Only the Young, a funny yet wryly poignant look a handful of preternaturally smart Evangelical skatepunks in an economically depressed California town also messed around with the true and false. Elizabeth Mims and Jason Tippet’s debut feature, which easily marries frank youthful candor with sequences either staged or constructed in post (like a beautifully shot slo-mo sequence of skateboards passing each other in mid-air set to 70s soul) has been garnering comparisons to both Dragonslayer and Bombay Beach, but carves out a unique space for itself. It was one of those films that simultaneously inspired thoughtfulness and a kind of warm exhilaration that leaves you in exactly the right headspace to attend one of the festival’s nightly parties. Apparently the nouveau-rave thing is still going strong in Columbia, and if the scene at one particularly labyrinthine venue decked out in neon lighting and B&W video installations is any indication, it was not ‘only the young’ that took part in the non-screening festivities.

EH: At Campfire Stories, hosted by the local Odd Fellows Lodge, visiting filmmakers stood next to an artificial, makeshift fire pit and told stories that, for whatever reason, didn’t make it into their films. Besides exposing why the participants are better suited to filmmaking than public speaking—staged storytelling is truly an art unto itself—Campfire Stories appealed to festivalgoers’ seemingly inexhaustible curiosity about the documentary filmmaking process, and their refreshing acceptance of the ways that reality is shaped and manipulated into film. Back at the Blue Note, tongue-and-cheek quiz show Gimme Truth! challenged three game (and increasingly intoxicated) filmmakers to judge whether submitted (seemingly student) shorts were based in truth or fiction. All ten micro-budgeted and micro-length films played it for laughs, “documenting” everything from cross-dressing hunters to dog testicle replacement devices, which confounded everyone but Detropia co-director Heidi Ewing, who managed to guess 8 out of 10 correctly. That the festival can poke fun at the often anxious line between fact and fiction while also showcasing some of the best, most committed and aesthetically accomplished documentary films, and make it all seem like a communal act rather than a furtive, underground movement, shows why those four days can be hard to shake, and how, even from my privileged perch in Brooklyn, New York, Columbia is worth pining after.
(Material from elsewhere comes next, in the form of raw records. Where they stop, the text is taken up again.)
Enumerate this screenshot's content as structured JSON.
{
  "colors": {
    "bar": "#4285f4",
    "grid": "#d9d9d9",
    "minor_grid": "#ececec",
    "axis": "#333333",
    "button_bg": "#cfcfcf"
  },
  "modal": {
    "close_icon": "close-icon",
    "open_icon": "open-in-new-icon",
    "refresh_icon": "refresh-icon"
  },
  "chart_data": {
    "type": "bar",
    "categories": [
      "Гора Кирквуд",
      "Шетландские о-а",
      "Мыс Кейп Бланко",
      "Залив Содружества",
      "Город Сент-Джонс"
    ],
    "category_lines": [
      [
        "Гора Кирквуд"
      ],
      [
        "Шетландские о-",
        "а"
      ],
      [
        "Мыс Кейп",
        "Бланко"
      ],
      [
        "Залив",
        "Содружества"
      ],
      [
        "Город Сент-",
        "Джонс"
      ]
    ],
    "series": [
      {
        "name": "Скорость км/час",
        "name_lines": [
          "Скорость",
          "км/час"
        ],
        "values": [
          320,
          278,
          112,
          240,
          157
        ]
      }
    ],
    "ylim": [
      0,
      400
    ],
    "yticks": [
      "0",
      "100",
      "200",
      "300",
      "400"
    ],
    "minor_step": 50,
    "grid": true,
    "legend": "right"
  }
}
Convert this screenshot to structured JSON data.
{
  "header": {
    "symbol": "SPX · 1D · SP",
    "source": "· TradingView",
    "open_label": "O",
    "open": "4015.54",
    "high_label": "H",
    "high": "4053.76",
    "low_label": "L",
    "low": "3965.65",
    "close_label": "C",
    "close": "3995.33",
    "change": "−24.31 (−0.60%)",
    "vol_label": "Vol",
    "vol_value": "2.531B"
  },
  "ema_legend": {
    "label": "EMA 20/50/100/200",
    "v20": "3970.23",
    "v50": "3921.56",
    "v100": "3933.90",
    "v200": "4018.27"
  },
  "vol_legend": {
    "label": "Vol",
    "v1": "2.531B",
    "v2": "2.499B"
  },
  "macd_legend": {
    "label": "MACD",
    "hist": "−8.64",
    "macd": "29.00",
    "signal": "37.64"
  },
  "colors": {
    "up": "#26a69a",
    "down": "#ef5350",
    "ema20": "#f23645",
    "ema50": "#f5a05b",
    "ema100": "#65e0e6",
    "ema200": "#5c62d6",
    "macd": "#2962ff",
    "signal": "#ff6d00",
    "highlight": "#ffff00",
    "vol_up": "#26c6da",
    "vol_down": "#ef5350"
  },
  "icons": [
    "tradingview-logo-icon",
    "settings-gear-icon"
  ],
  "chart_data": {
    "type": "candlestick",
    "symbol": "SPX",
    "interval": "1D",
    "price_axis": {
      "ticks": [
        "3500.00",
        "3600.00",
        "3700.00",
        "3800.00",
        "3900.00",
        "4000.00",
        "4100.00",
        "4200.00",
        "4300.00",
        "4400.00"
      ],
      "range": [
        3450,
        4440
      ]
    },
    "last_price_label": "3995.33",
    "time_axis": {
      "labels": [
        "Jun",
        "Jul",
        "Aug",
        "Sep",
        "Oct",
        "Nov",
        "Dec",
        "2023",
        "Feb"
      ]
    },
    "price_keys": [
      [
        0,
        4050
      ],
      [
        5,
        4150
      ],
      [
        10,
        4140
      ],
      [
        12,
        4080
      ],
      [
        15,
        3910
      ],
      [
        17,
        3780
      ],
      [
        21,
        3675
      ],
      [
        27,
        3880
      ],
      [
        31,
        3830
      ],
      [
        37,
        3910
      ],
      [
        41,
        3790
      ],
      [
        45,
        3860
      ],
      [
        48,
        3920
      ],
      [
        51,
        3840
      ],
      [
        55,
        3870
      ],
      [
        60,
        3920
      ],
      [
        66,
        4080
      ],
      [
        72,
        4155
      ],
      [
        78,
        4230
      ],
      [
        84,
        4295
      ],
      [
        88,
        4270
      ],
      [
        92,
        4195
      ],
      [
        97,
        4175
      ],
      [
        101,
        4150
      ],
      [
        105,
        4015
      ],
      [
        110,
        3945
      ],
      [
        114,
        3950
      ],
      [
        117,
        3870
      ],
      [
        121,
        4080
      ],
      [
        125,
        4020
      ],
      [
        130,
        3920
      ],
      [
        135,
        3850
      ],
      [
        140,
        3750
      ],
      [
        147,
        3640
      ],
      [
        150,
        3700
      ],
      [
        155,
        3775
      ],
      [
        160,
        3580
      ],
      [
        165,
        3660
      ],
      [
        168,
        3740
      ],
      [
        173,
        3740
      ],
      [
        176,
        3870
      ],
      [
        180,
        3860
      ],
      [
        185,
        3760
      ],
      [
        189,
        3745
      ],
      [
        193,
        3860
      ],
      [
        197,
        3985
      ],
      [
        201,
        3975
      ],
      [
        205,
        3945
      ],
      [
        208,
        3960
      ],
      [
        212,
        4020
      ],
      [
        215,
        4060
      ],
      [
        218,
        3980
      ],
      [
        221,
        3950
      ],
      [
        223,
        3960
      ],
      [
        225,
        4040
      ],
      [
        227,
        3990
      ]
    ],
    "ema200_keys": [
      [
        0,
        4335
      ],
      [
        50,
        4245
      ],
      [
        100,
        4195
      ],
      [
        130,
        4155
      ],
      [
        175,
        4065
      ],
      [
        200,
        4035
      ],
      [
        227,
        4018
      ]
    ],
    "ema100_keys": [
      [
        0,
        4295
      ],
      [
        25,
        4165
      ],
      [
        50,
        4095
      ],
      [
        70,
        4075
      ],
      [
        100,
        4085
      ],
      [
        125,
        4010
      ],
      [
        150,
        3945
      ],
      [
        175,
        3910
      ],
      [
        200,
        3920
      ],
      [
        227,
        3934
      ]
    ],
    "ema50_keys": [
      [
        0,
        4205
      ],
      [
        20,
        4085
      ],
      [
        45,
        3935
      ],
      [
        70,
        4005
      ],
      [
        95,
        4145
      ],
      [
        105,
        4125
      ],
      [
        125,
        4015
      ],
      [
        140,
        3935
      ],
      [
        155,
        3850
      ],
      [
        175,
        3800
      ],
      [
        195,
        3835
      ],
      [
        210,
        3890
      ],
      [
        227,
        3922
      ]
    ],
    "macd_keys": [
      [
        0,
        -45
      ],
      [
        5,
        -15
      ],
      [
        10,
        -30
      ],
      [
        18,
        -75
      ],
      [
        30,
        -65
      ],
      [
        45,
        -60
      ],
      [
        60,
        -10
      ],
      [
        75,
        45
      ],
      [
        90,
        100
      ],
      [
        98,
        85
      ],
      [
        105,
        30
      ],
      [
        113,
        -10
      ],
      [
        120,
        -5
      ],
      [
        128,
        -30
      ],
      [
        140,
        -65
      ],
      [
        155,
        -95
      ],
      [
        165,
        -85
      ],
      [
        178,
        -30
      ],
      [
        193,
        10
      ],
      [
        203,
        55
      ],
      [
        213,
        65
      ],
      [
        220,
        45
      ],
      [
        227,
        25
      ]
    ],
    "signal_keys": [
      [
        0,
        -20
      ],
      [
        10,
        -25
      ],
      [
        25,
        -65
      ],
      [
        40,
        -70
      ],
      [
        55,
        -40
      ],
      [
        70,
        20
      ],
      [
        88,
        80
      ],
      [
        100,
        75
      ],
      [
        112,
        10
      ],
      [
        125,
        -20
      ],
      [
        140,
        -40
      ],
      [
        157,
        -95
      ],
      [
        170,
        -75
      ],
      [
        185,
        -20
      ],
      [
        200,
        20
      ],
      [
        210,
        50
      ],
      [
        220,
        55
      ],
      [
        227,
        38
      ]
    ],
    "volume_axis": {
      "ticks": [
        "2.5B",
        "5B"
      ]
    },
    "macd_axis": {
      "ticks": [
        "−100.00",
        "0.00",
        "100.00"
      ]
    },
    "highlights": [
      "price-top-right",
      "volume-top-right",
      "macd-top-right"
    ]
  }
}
FZ: I’ve gone from pining to withdrawal to actual nostalgia. I plan to make up for it (or indulge it?) by tracking down everything ever made by Victor Kossakovsky, a Russian filmmaker who is hugely famous and popular in his home country but relatively unknown on American shores and certainly unknown to me before True/False honored him with their centerpiece award. The festival screened his first film, The Belovs, a perfect portrait of a brother and sister living together in rural Russia that feels like a darker, post-Soviet Grey Gardens. They also programmed his latest film, the far slicker but equally soulful ¡Vivan las Antipodas!, a concept film exploring communities directly opposite one another on the globe, that combined smart, quirky touches like laying music from the Chilean countryside over the footage of its antipode, Shanghai, China, with enough jaw-dropping cinematography to make an IMAX film jealous. After wrapping up a video interview for SundanceNOW, Kossakovsky mentioned that was going to go see Detropia as inspiration for his new film, a 3D love letter to the city of St. Petersburg. One can only hope it’ll premiere at at True/False 2013.